Monday, Apr. 03, 2000
The Damascus Primary
By Jay Branegan
President Clinton's trip last week to India and Pakistan felt more like a political campaign swing than a statesman's visit. There were policy speeches and "issues events" on health and the environment. There were photo ops and town-hall meetings. Sometimes all that seemed to be missing was candidate rallies and attack ads.
Make no mistake--his tour of the subcontinent and the meeting planned for Sunday in Geneva with Syrian President Hafez Assad were all part of Bill Clinton's last campaign. Call it a quest for a legacy (a term Clinton has banished from the White House lexicon) or, as he might prefer, a simple attempt to do the most he can in the 10 months he has left in office. Either way, Clinton is waging a peace campaign, trying to use his skills as mediator and empathizer to end some of the world's most stubborn conflicts. In addition to those he confronted during this trip, there's the tattered Northern Ireland power-sharing agreement to repair and ethnic hatred in Kosovo to soothe. So much to do...
The goal of his talk with Assad was to move along Syria's stalled peace talks with Israel. Syria wants to begin talking about where the new border should be, but Israel first wants security guarantees and normalized relations. The problem on the Asian subcontinent, which Clinton had been aching to tackle for years, is twofold: the need for Indians and Pakistanis to back away from a war that could quickly go nuclear, and to end the cold war-era estrangement between India and the U.S. A senior American official claims to have heard "the sound of ice melting" in Indo-American relations, but neither the Indians nor Pakistani coup leader General Pervez Musharraf, who got a stern Clinton lecture on democracy during their brief meeting in Islamabad, took any steps to reduce tension.
Staff and the press knew they were in for an unusual trip when, right after takeoff, the Secret Service handed out strict written warnings to be especially careful because Americans in the region had been the targets of terrorists in the past. Sure enough, an early side trip to a Bangladeshi village by helicopter over dense jungle--scheduled to spotlight microcredit loans--was abruptly scrubbed because of threats from terrorist groups linked to Osama bin Laden. The next day brought news reports of a horrific massacre of 35 Sikhs in the troubled Indian province of Kashmir, the key source of trouble with Pakistan. Security would interrupt the script again at week's end, when the President slipped deftly into an unmarked plane for his trip from India to Islamabad while the designated Air Force One plane pulled in without him.
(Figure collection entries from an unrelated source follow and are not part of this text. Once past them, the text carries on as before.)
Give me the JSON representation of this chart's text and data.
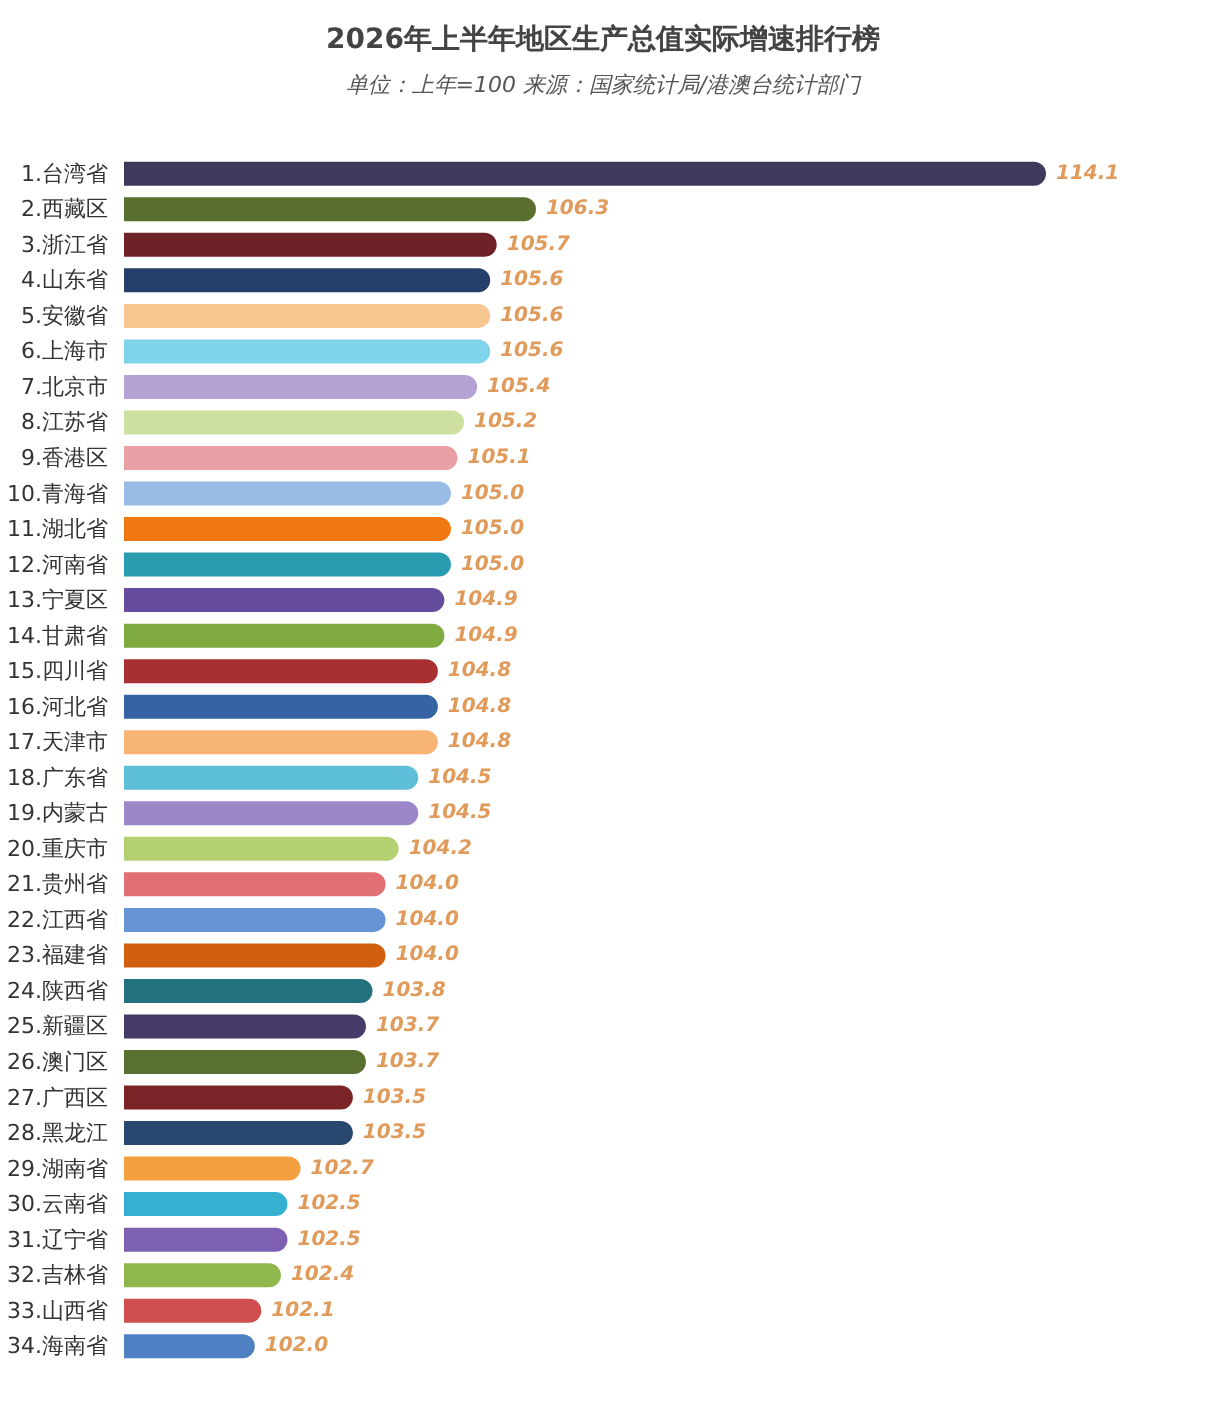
{
  "chart_data": {
    "type": "bar",
    "orientation": "horizontal",
    "title": "2026年上半年地区生产总值实际增速排行榜",
    "subtitle": "单位：上年=100 来源：国家统计局/港澳台统计部门",
    "categories": [
      "1.台湾省",
      "2.西藏区",
      "3.浙江省",
      "4.山东省",
      "5.安徽省",
      "6.上海市",
      "7.北京市",
      "8.江苏省",
      "9.香港区",
      "10.青海省",
      "11.湖北省",
      "12.河南省",
      "13.宁夏区",
      "14.甘肃省",
      "15.四川省",
      "16.河北省",
      "17.天津市",
      "18.广东省",
      "19.内蒙古",
      "20.重庆市",
      "21.贵州省",
      "22.江西省",
      "23.福建省",
      "24.陕西省",
      "25.新疆区",
      "26.澳门区",
      "27.广西区",
      "28.黑龙江",
      "29.湖南省",
      "30.云南省",
      "31.辽宁省",
      "32.吉林省",
      "33.山西省",
      "34.海南省"
    ],
    "values": [
      114.1,
      106.3,
      105.7,
      105.6,
      105.6,
      105.6,
      105.4,
      105.2,
      105.1,
      105.0,
      105.0,
      105.0,
      104.9,
      104.9,
      104.8,
      104.8,
      104.8,
      104.5,
      104.5,
      104.2,
      104.0,
      104.0,
      104.0,
      103.8,
      103.7,
      103.7,
      103.5,
      103.5,
      102.7,
      102.5,
      102.5,
      102.4,
      102.1,
      102.0
    ],
    "value_labels": [
      "114.1",
      "106.3",
      "105.7",
      "105.6",
      "105.6",
      "105.6",
      "105.4",
      "105.2",
      "105.1",
      "105.0",
      "105.0",
      "105.0",
      "104.9",
      "104.9",
      "104.8",
      "104.8",
      "104.8",
      "104.5",
      "104.5",
      "104.2",
      "104.0",
      "104.0",
      "104.0",
      "103.8",
      "103.7",
      "103.7",
      "103.5",
      "103.5",
      "102.7",
      "102.5",
      "102.5",
      "102.4",
      "102.1",
      "102.0"
    ],
    "colors": [
      "#3d3a5c",
      "#5a6e2e",
      "#6e2228",
      "#24406a",
      "#f6c690",
      "#80d4ea",
      "#b4a2d4",
      "#cde0a0",
      "#e8a0a4",
      "#98bce6",
      "#f07810",
      "#2a9cb0",
      "#664c9c",
      "#7eaa40",
      "#a83030",
      "#3564a4",
      "#f8b474",
      "#5ec0d8",
      "#9c88c8",
      "#b4d070",
      "#e07074",
      "#6694d4",
      "#d06010",
      "#23707e",
      "#463a68",
      "#5a7030",
      "#7a2428",
      "#284870",
      "#f4a040",
      "#36b0d0",
      "#7e60b0",
      "#8eb84c",
      "#d04e4e",
      "#5080c4"
    ],
    "xlim": [
      100,
      114.1
    ]
  }
}
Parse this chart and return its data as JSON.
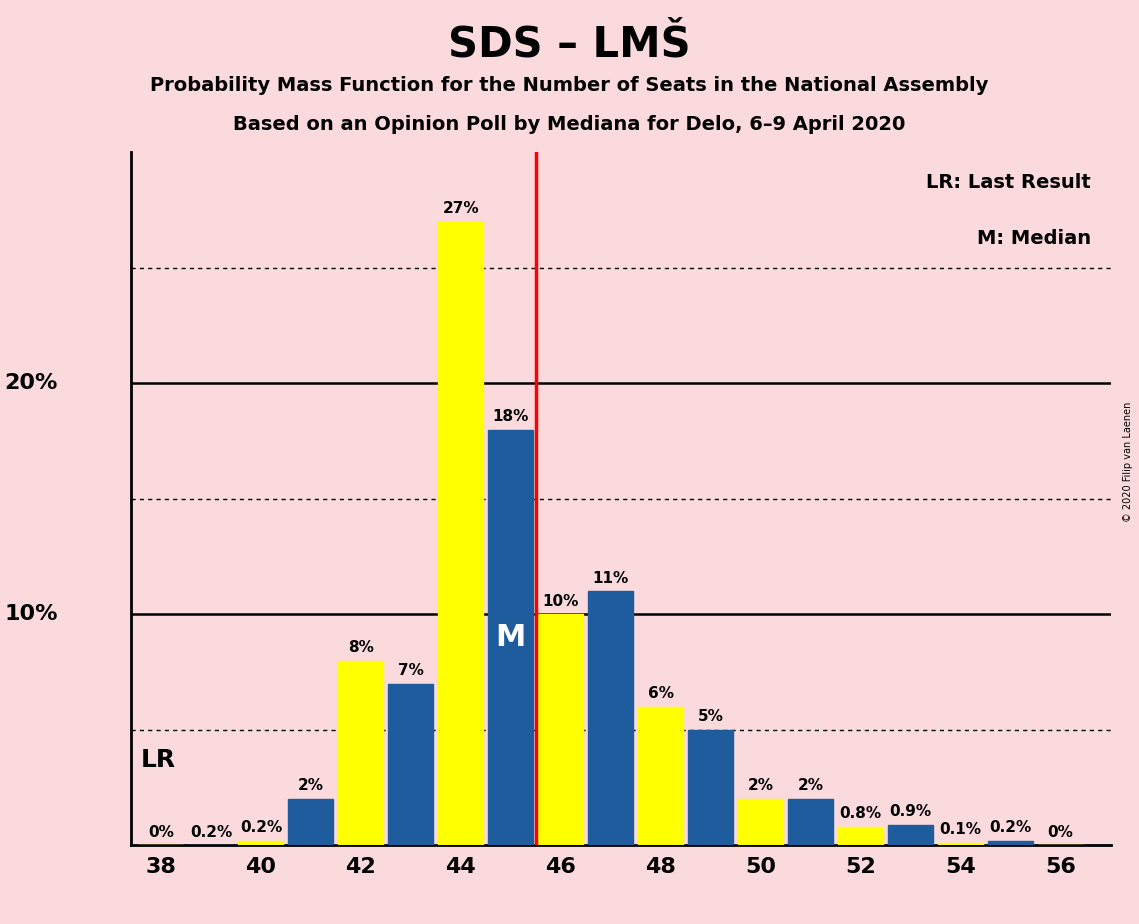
{
  "title": "SDS – LMŠ",
  "subtitle1": "Probability Mass Function for the Number of Seats in the National Assembly",
  "subtitle2": "Based on an Opinion Poll by Mediana for Delo, 6–9 April 2020",
  "copyright": "© 2020 Filip van Laenen",
  "background_color": "#fadadd",
  "yellow_seats": [
    38,
    40,
    42,
    44,
    46,
    48,
    50,
    52,
    54,
    56
  ],
  "yellow_pmf": [
    0.0,
    0.2,
    8.0,
    27.0,
    10.0,
    6.0,
    2.0,
    0.8,
    0.1,
    0.0
  ],
  "blue_seats": [
    39,
    41,
    43,
    45,
    47,
    49,
    51,
    53,
    55
  ],
  "blue_lr": [
    0.0,
    2.0,
    7.0,
    18.0,
    11.0,
    5.0,
    2.0,
    0.9,
    0.2
  ],
  "yellow_color": "#ffff00",
  "blue_color": "#1e5c9e",
  "red_line_x": 45.5,
  "bar_width": 0.9,
  "xlim": [
    37.4,
    57.0
  ],
  "ylim": [
    0,
    30
  ],
  "xtick_positions": [
    38,
    40,
    42,
    44,
    46,
    48,
    50,
    52,
    54,
    56
  ],
  "solid_gridlines": [
    10,
    20
  ],
  "dotted_gridlines": [
    5,
    15,
    25
  ],
  "legend_text1": "LR: Last Result",
  "legend_text2": "M: Median",
  "zero_label_seats_yellow": [
    38,
    56
  ],
  "zero_label_seats_blue": [
    39
  ]
}
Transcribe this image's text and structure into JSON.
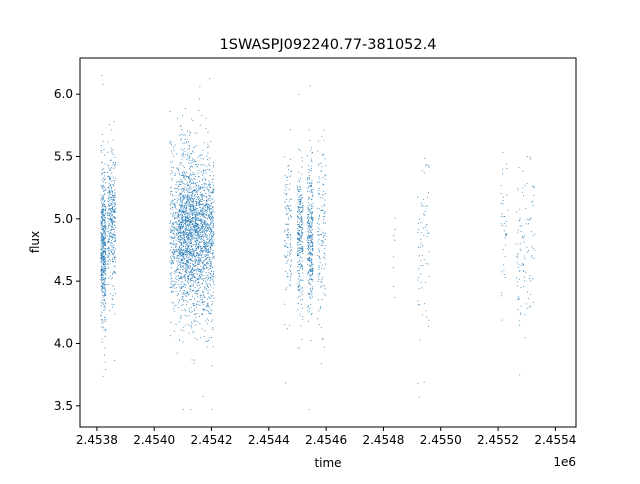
{
  "chart_data": {
    "type": "scatter",
    "title": "1SWASPJ092240.77-381052.4",
    "xlabel": "time",
    "ylabel": "flux",
    "x_offset_label": "1e6",
    "xlim": [
      2453741,
      2455472
    ],
    "ylim": [
      3.33,
      6.29
    ],
    "x_ticks": [
      2453800,
      2454000,
      2454200,
      2454400,
      2454600,
      2454800,
      2455000,
      2455200,
      2455400
    ],
    "x_tick_labels": [
      "2.4538",
      "2.4540",
      "2.4542",
      "2.4544",
      "2.4546",
      "2.4548",
      "2.4550",
      "2.4552",
      "2.4554"
    ],
    "y_ticks": [
      3.5,
      4.0,
      4.5,
      5.0,
      5.5,
      6.0
    ],
    "y_tick_labels": [
      "3.5",
      "4.0",
      "4.5",
      "5.0",
      "5.5",
      "6.0"
    ],
    "grid": false,
    "marker_color": "#1f77b4",
    "observing_seasons": [
      {
        "time_range": [
          2453814,
          2453832
        ],
        "flux_mean": 4.78,
        "flux_sd": 0.28,
        "n": 500
      },
      {
        "time_range": [
          2453838,
          2453866
        ],
        "flux_mean": 5.0,
        "flux_sd": 0.27,
        "n": 350
      },
      {
        "time_range": [
          2454055,
          2454085
        ],
        "flux_mean": 4.9,
        "flux_sd": 0.3,
        "n": 260
      },
      {
        "time_range": [
          2454085,
          2454150
        ],
        "flux_mean": 4.88,
        "flux_sd": 0.3,
        "n": 1300
      },
      {
        "time_range": [
          2454150,
          2454210
        ],
        "flux_mean": 4.85,
        "flux_sd": 0.3,
        "n": 900
      },
      {
        "time_range": [
          2454455,
          2454480
        ],
        "flux_mean": 4.9,
        "flux_sd": 0.3,
        "n": 120
      },
      {
        "time_range": [
          2454500,
          2454520
        ],
        "flux_mean": 4.85,
        "flux_sd": 0.3,
        "n": 260
      },
      {
        "time_range": [
          2454535,
          2454555
        ],
        "flux_mean": 4.9,
        "flux_sd": 0.3,
        "n": 320
      },
      {
        "time_range": [
          2454570,
          2454600
        ],
        "flux_mean": 4.9,
        "flux_sd": 0.35,
        "n": 140
      },
      {
        "time_range": [
          2454835,
          2454842
        ],
        "flux_mean": 4.75,
        "flux_sd": 0.25,
        "n": 8
      },
      {
        "time_range": [
          2454920,
          2454960
        ],
        "flux_mean": 4.75,
        "flux_sd": 0.35,
        "n": 70
      },
      {
        "time_range": [
          2455210,
          2455235
        ],
        "flux_mean": 4.85,
        "flux_sd": 0.35,
        "n": 40
      },
      {
        "time_range": [
          2455265,
          2455330
        ],
        "flux_mean": 4.75,
        "flux_sd": 0.35,
        "n": 110
      }
    ]
  }
}
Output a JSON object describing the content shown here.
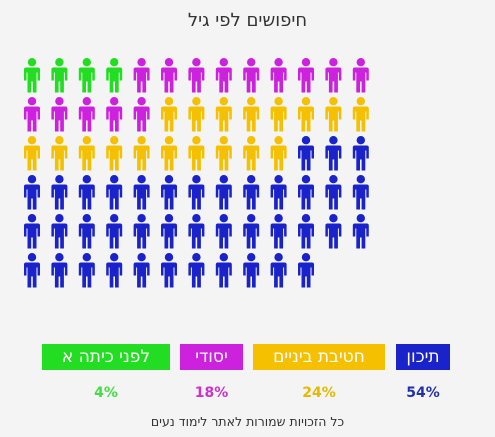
{
  "chart_data": {
    "type": "pictogram",
    "title": "חיפושים לפי גיל",
    "footnote": "כל הזכויות שמורות לאתר לימוד נעים",
    "grid": {
      "rows": 6,
      "cols": 13,
      "total_icons": 76
    },
    "series": [
      {
        "name": "לפני כיתה א",
        "percent_label": "4%",
        "value": 4,
        "icons": 4,
        "color": "#22dd22",
        "label_color": "#44dd44"
      },
      {
        "name": "יסודי",
        "percent_label": "18%",
        "value": 18,
        "icons": 14,
        "color": "#cc22dd",
        "label_color": "#cc33cc"
      },
      {
        "name": "חטיבת ביניים",
        "percent_label": "24%",
        "value": 24,
        "icons": 18,
        "color": "#f5c000",
        "label_color": "#e6b800"
      },
      {
        "name": "תיכון",
        "percent_label": "54%",
        "value": 54,
        "icons": 40,
        "color": "#1a22c9",
        "label_color": "#2233aa"
      }
    ]
  }
}
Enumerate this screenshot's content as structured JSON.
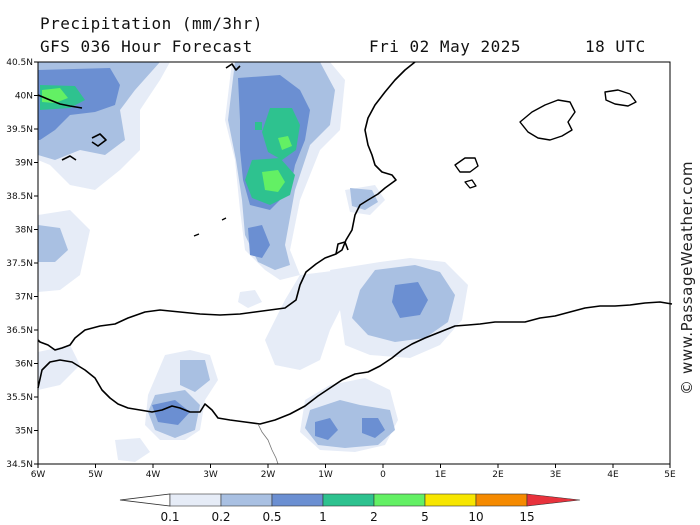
{
  "header": {
    "product": "Precipitation (mm/3hr)",
    "model": "GFS 036 Hour Forecast",
    "date": "Fri 02 May 2025",
    "time": "18 UTC"
  },
  "axes": {
    "lat_labels": [
      "40.5N",
      "40N",
      "39.5N",
      "39N",
      "38.5N",
      "38N",
      "37.5N",
      "37N",
      "36.5N",
      "36N",
      "35.5N",
      "35N",
      "34.5N"
    ],
    "lon_labels": [
      "6W",
      "5W",
      "4W",
      "3W",
      "2W",
      "1W",
      "0",
      "1E",
      "2E",
      "3E",
      "4E",
      "5E"
    ]
  },
  "legend": {
    "values": [
      "0.1",
      "0.2",
      "0.5",
      "1",
      "2",
      "5",
      "10",
      "15"
    ],
    "colors": [
      "#e6ecf7",
      "#a9c0e2",
      "#6b8fd2",
      "#2ec28f",
      "#63f064",
      "#f7e600",
      "#f58a00",
      "#e8323c"
    ]
  },
  "watermark": "© www.PassageWeather.com"
}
Throughout, Clinton remained unrattled, hitting his stride quickly with a speech to the Indian Parliament, where he turned on the famous Clintonian empathy (statesman's edition) and displayed his politically perfect pitch, showing respect for India's prickly assertiveness on the nuclear question. "Only India can determine its own interests," he said to thunderous applause. The Indians, both legislators and press, were dazzled. ("A masterly display of diplomatic oratory that floored his select audience," said the Hindustan Times in a typical comment.) The Americans, in turn, were startled when the lawmakers, an anti-American bunch by reputation, all but trampled one another afterward in the scramble to shake his hand.
That set Clinton off on an arc of good pictures and vibes, with visits to the Taj Mahal; to a village where dancing women showered him with flower petals; to a nature preserve, where the First Tourist saw two Bengal tigers; and, finally, after days of security-minded abstention, to his first plunge into a subcontinental rope line.
It's not unusual for a visiting President to see a country's best side. But in India the contrast with the worst is starker than most. Roads normally choked with the cacophony of Third World traffic--battered cars and trucks, camel-and horse-drawn carts, wandering cows, beggars, bicycles, rickshas and pedestrians--became for Clinton's motorcade clear thoroughfares for miles on end, with spectators held back by fences built especially for his visit.
Although Clinton often mentioned that India has many of the world's poor, he rarely saw them. So sanitized was the President's view that many Indians wondered whether he was too optimistic in his assessment of India's potential for progress and, by extension, for the prospect of improved Indo-U.S. relations. But Clinton has always been an optimist. What better trait for someone who wants to be a peacemaker?